During the experiment, all of the calves remained clinically healthy and retained normal appetites. The rectal temperature of calf 1 became elevated on day 30 p.i. and persisted until euthanatized, but the rectal temperature of calf 2 was similar to that of negative control (Fig. 3). Packed cell volume (PCV) levels of calf 1 and calf 2 began to decrease on 30 day p.i. (Fig. 4). Muscular cysts were found from both calves which were euthanatized on day 40 p.i. Proliferative forms of sarcocysts were detected in 9 of 31 muscle samples collected of which high concentrations were found in the heart muscle, esophagus, and muscle of thoracic limb (Table 1).

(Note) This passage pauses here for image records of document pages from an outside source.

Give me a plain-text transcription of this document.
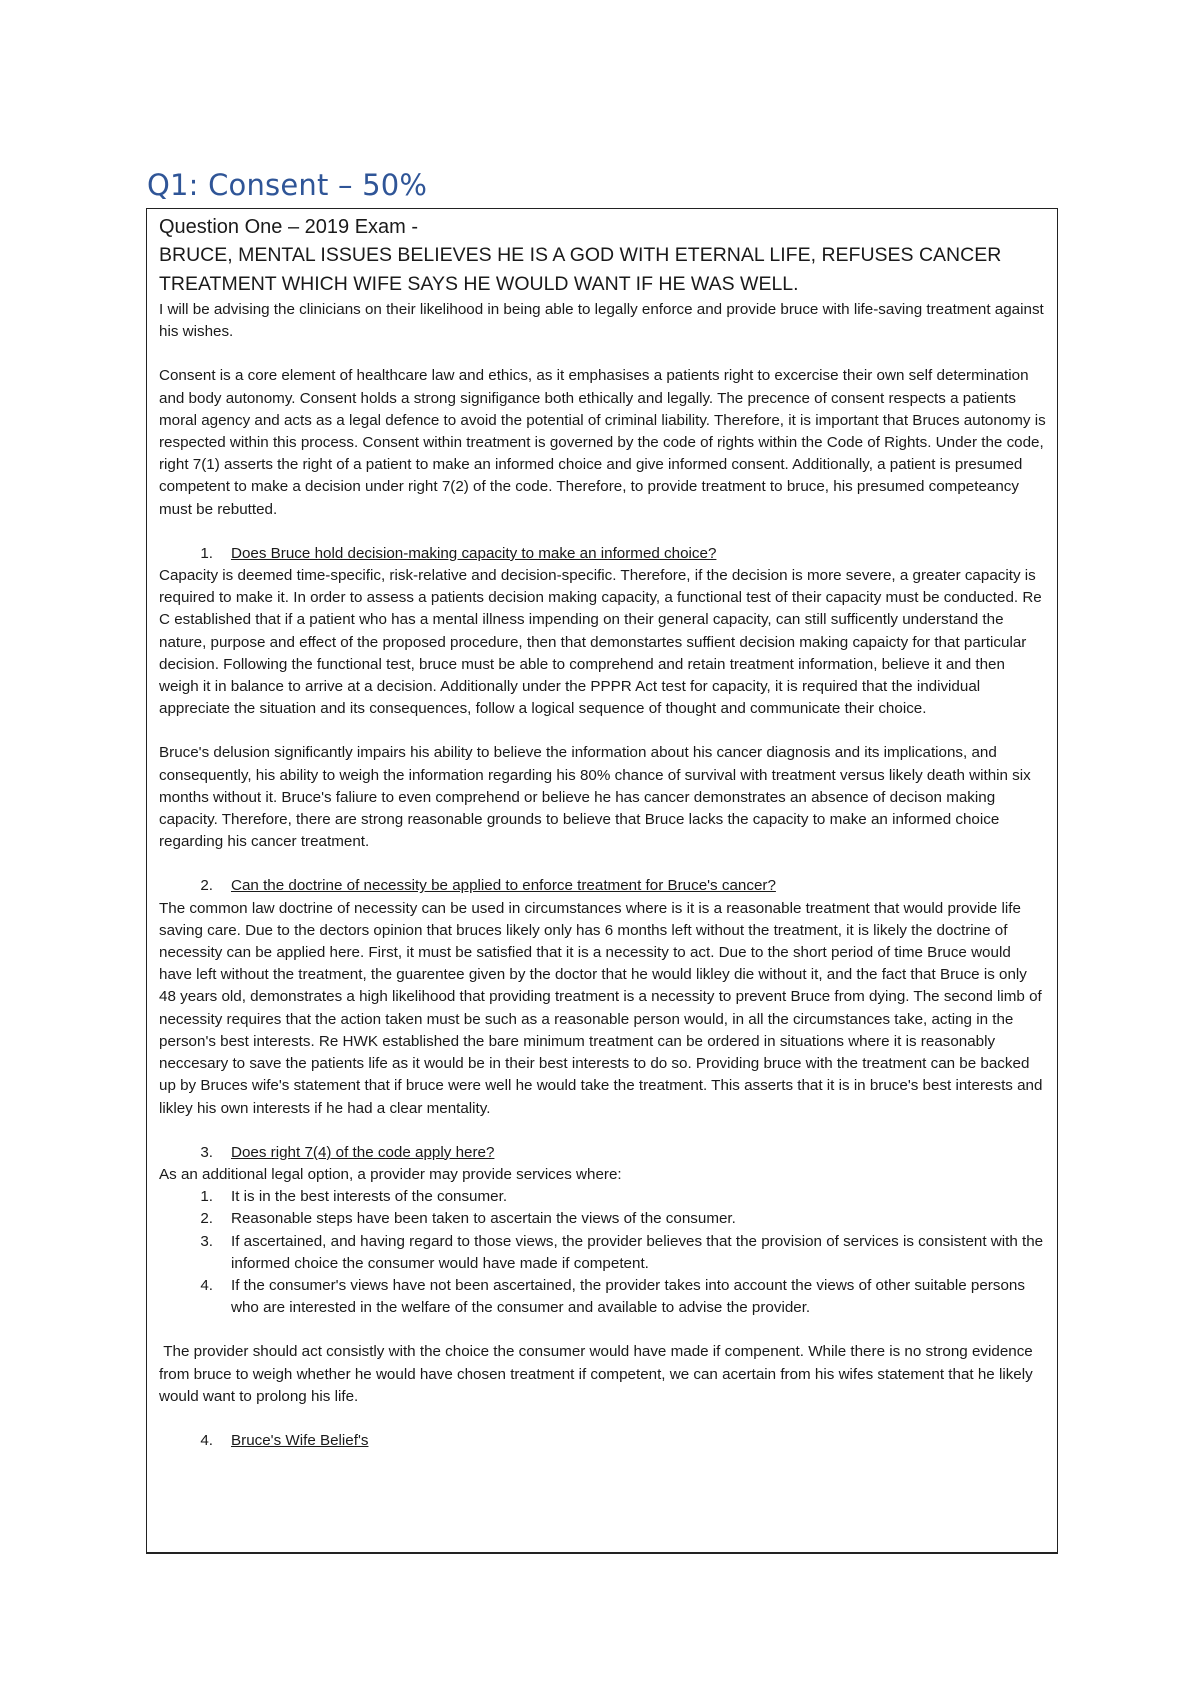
Q1: Consent – 50%
Question One – 2019 Exam -
BRUCE, MENTAL ISSUES BELIEVES HE IS A GOD WITH ETERNAL LIFE, REFUSES CANCER TREATMENT WHICH WIFE SAYS HE WOULD WANT IF HE WAS WELL.

I will be advising the clinicians on their likelihood in being able to legally enforce and provide bruce with life-saving treatment against his wishes.

Consent is a core element of healthcare law and ethics, as it emphasises a patients right to excercise their own self determination and body autonomy. Consent holds a strong signifigance both ethically and legally. The precence of consent respects a patients moral agency and acts as a legal defence to avoid the potential of criminal liability. Therefore, it is important that Bruces autonomy is respected within this process. Consent within treatment is governed by the code of rights within the Code of Rights. Under the code, right 7(1) asserts the right of a patient to make an informed choice and give informed consent. Additionally, a patient is presumed competent to make a decision under right 7(2) of the code. Therefore, to provide treatment to bruce, his presumed competeancy must be rebutted.

1.	Does Bruce hold decision-making capacity to make an informed choice?

Capacity is deemed time-specific, risk-relative and decision-specific. Therefore, if the decision is more severe, a greater capacity is required to make it. In order to assess a patients decision making capacity, a functional test of their capacity must be conducted. Re C established that if a patient who has a mental illness impending on their general capacity, can still sufficently understand the nature, purpose and effect of the proposed procedure, then that demonstartes suffient decision making capaicty for that particular decision. Following the functional test, bruce must be able to comprehend and retain treatment information, believe it and then weigh it in balance to arrive at a decision. Additionally under the PPPR Act test for capacity, it is required that the individual appreciate the situation and its consequences, follow a logical sequence of thought and communicate their choice.

Bruce's delusion significantly impairs his ability to believe the information about his cancer diagnosis and its implications, and consequently, his ability to weigh the information regarding his 80% chance of survival with treatment versus likely death within six months without it. Bruce's faliure to even comprehend or believe he has cancer demonstrates an absence of decison making capacity. Therefore, there are strong reasonable grounds to believe that Bruce lacks the capacity to make an informed choice regarding his cancer treatment.

2.	Can the doctrine of necessity be applied to enforce treatment for Bruce's cancer?

The common law doctrine of necessity can be used in circumstances where is it is a reasonable treatment that would provide life saving care. Due to the dectors opinion that bruces likely only has 6 months left without the treatment, it is likely the doctrine of necessity can be applied here. First, it must be satisfied that it is a necessity to act. Due to the short period of time Bruce would have left without the treatment, the guarentee given by the doctor that he would likley die without it, and the fact that Bruce is only 48 years old, demonstrates a high likelihood that providing treatment is a necessity to prevent Bruce from dying. The second limb of necessity requires that the action taken must be such as a reasonable person would, in all the circumstances take, acting in the person's best interests. Re HWK established the bare minimum treatment can be ordered in situations where it is reasonably neccesary to save the patients life as it would be in their best interests to do so. Providing bruce with the treatment can be backed up by Bruces wife's statement that if bruce were well he would take the treatment. This asserts that it is in bruce's best interests and likley his own interests if he had a clear mentality.

3.	Does right 7(4) of the code apply here?

As an additional legal option, a provider may provide services where:

1.	It is in the best interests of the consumer.
2.	Reasonable steps have been taken to ascertain the views of the consumer.
3.	If ascertained, and having regard to those views, the provider believes that the provision of services is consistent with the informed choice the consumer would have made if competent.
4.	If the consumer's views have not been ascertained, the provider takes into account the views of other suitable persons who are interested in the welfare of the consumer and available to advise the provider.

The provider should act consistly with the choice the consumer would have made if compenent. While there is no strong evidence from bruce to weigh whether he would have chosen treatment if competent, we can acertain from his wifes statement that he likely would want to prolong his life.

4.	Bruce's Wife Belief's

S. cruzi has been identified as the most common sarcocysts around the world, and the cattle is known to serve as the intermediate host (Fayer, 1977; Carrigan, 1986; Odening et al., 1995). In Korea, the identification of S. cruzi was reported by Park et al. (1994), who demonstrated that dogs were successfully infected after feeding of cardiac muscle of slaughtered cattle originated from Kangwon-do. The results of this study agreed with previous studies that sporocysts were observed only in dogs experimentally fed with cardiac muscle from infected cattle with sarcocysts and sporocysts appeared in the feces on day 12 to 13 p.i. with a peaked production of sporocysts during day 20 to 25 p.i. We further demonstrated the encystations of sarcocysts in the muscle of cattle by infecting cattle with sporocysts collected from the feces of infected dogs. Advanced initiation of sporocyst production on day 1 to 2 p.i. with a peak production of sporocysts on 18 to 24 days after reinfection in the three reinfected dogs indicate the fact that the immunity against S. cruzi was not fully established in the infected dogs.

The previous reports indicated that the infection rate of Sarcocystis among Korean cattle was as high as 29.1-43.6% (Kang et al., 1988; Jang et al., 1990; Yang et al., 1990), which suggested the existence of the associated life cycle of S. cruzi between domestic cattle and dogs. However, there has not been any reported case of naturally-acquired S. cruzi infection in domestic dogs in Korea, although several investigators have attempted to establish such findings. This study may indicate that naturally occurring infected cases are hard to detect since low number of sporocysts were detected even in the experimentally infected dogs. It is nearly impossible to detect sporocysts from the feces without a concentration method with samples collected during the peak secretion period.

Naturally and experimentally infected cattle with S. cruzi became severely ill or some even died with abortion and lesions similar to those in dalmeny disease (Fayer et al., 1976; Frelier and Lewis, 1984). Furthermore, acute anemia developed which primarily was the result of acute extravascular hemolysis. The most severe pathologic change occurred during day 26 and 33 p.i. (Johnson et al., 1975). In this report, the fluctuation of rectal temperatures and PCV levels were observed, which supported the findings described by above mentioned groups. Our results also suggest that more attention should be given to the pathogenicity of cattle in the field. In conclusion, these results confirmed that the S. cruzi found in Korean native cattle has a 2-host life cycle, with dogs as the definitive host and Korean native calves as the intermediate host.